Hukûk Her Şey Değildir
“Polis Devleti”, “Hukuk Devleti” deyimleri son yılların icadıdır. Hukuk devletinden maksat, kanunların hâkim olduğu devlet demektir ki bu devlette fertlerin hakları ve hürriyetleri âdeta mukaddes sayılır. Polisin sorgusuz sualsiz insanları tutukladığı, vatandaşların köleleştiği devletlere nispetle hukuk devleti, şüphesiz, ileri ve isabetli bir kuruluştur.
Fakat günümüzde her şey hızla gelişiyor. Yeni ihtiyaçlar doğuyor. Yeni durumlar ortaya çıkıyor. Bu sebeple bazı hukuk profesörlerinin kafasındaki hukuk devleti şekli de düzeltilmeye muhtaç hale gelmiştir.
Günümüzün kanunları, devletteki her görev ve makam için bir takım şartlar koşmuştur. Meselâ devlet başkanının yüksek öğrenim görmüş olması, senatörlerin en az kırk yaşında bulunması kanunî bir şarttır. Bu şartlar ne eşitlik prensibine, ne de her konuda ikide bir ileri sürüldüğü gibi anayasaya aykırıdır.
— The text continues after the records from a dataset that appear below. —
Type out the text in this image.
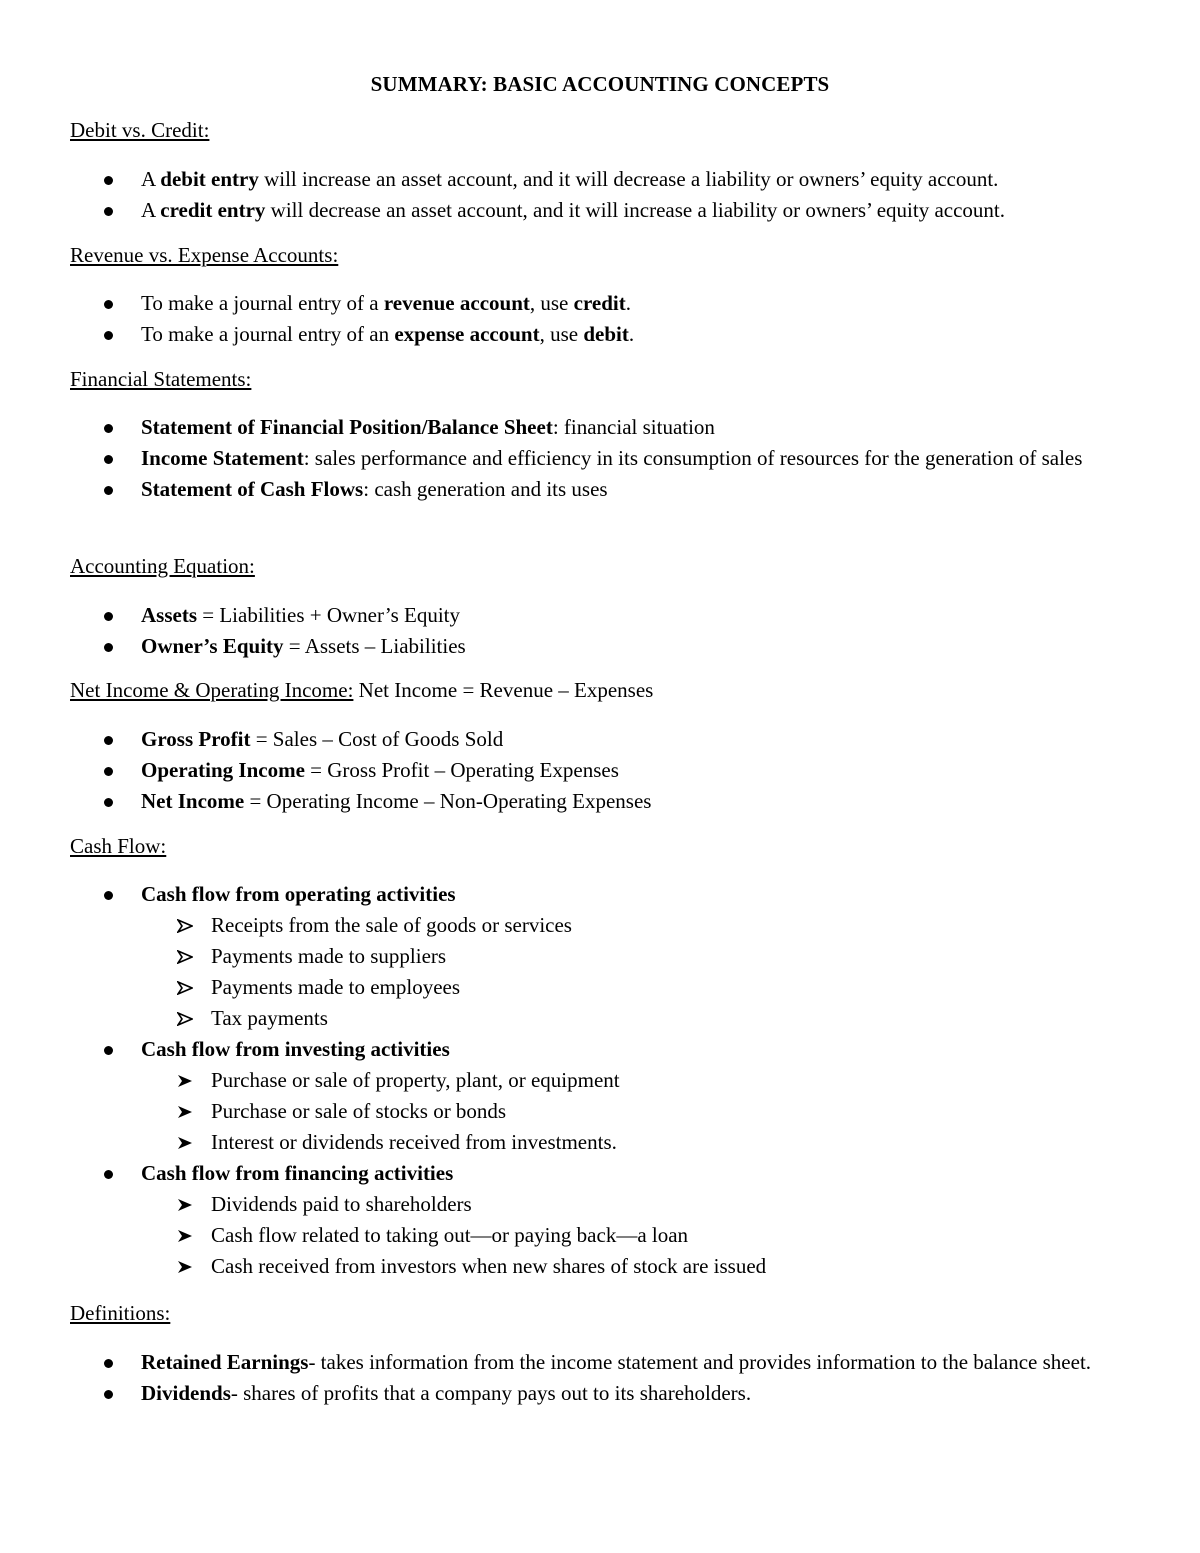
SUMMARY: BASIC ACCOUNTING CONCEPTS
Debit vs. Credit:
A debit entry will increase an asset account, and it will decrease a liability or owners’ equity account.
A credit entry will decrease an asset account, and it will increase a liability or owners’ equity account.
Revenue vs. Expense Accounts:
To make a journal entry of a revenue account, use credit.
To make a journal entry of an expense account, use debit.
Financial Statements:
Statement of Financial Position/Balance Sheet: financial situation
Income Statement: sales performance and efficiency in its consumption of resources for the generation of sales
Statement of Cash Flows: cash generation and its uses
Accounting Equation:
Assets = Liabilities + Owner’s Equity
Owner’s Equity = Assets – Liabilities
Net Income & Operating Income: Net Income = Revenue – Expenses
Gross Profit = Sales – Cost of Goods Sold
Operating Income = Gross Profit – Operating Expenses
Net Income = Operating Income – Non-Operating Expenses
Cash Flow:
Cash flow from operating activities
Receipts from the sale of goods or services
Payments made to suppliers
Payments made to employees
Tax payments
Cash flow from investing activities
Purchase or sale of property, plant, or equipment
Purchase or sale of stocks or bonds
Interest or dividends received from investments.
Cash flow from financing activities
Dividends paid to shareholders
Cash flow related to taking out—or paying back—a loan
Cash received from investors when new shares of stock are issued
Definitions:
Retained Earnings- takes information from the income statement and provides information to the balance sheet.
Dividends- shares of profits that a company pays out to its shareholders.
Bununla beraber dünyadaki durum bu kadarının yeterli olmadığını, başka şartların da aranması gerektiğini ortaya koymaktadır. Bugün psikiyatri konusu olan birçok ruh hastalıkları vardır. Bu hastalar uzun süre normal insanlar gibi yaşadıkları halde buhran ânı gelince hastalıklarının gereğini yapar ve her şeyi berbat ederler. Kısa sinirlilik deyip geçtiğimiz bu hastalıklar bir devletin kilit noktalarındaki insanlarda bulunursa devlet düzeni sağlam değil demektir. Çünkü hasta insanlar görevlerini doğru ve aralıksız olarak yapamadıkları gibi bir krizle düşmana faydalı olacak anormal bir davranışta da bulunabilirler.
Askerî okullara alınacak öğrencilerle sınavlardan önce bir konuşma yapılır. “Mülakat” denen bu konuşmada subay adayı olmaya gelen öğrencinin ruhî yönüne, karakterine kabataslak da olsa bir bakılır ve bazen bilgi bakımından üstün bir çocuk geri çevrilir. Bu, doğru bir usuldür ve daha da genişletilmesi arzu olunur.
Subay olacaklar için yapılan bu incelemenin daha yüksek makamlardakiler için de yapılmasında büyük isabet vardır. Bunu ruh hekimleri anlar. Böylelikle ruh hastası, iradesi zayıf, karar vermekten âciz, ciddiyetsiz insanların devlet işlerinden bir bölümüne hükmederek büyük aksaklıklara yol açması önlenir. Bu kimseler aynı zamanda millî şuur bakımından da incelenecekleri için günün birinde kendi millet ve kültürünü aşağı gören insanların yüksek makam sahibi olması da önlenmiş olur.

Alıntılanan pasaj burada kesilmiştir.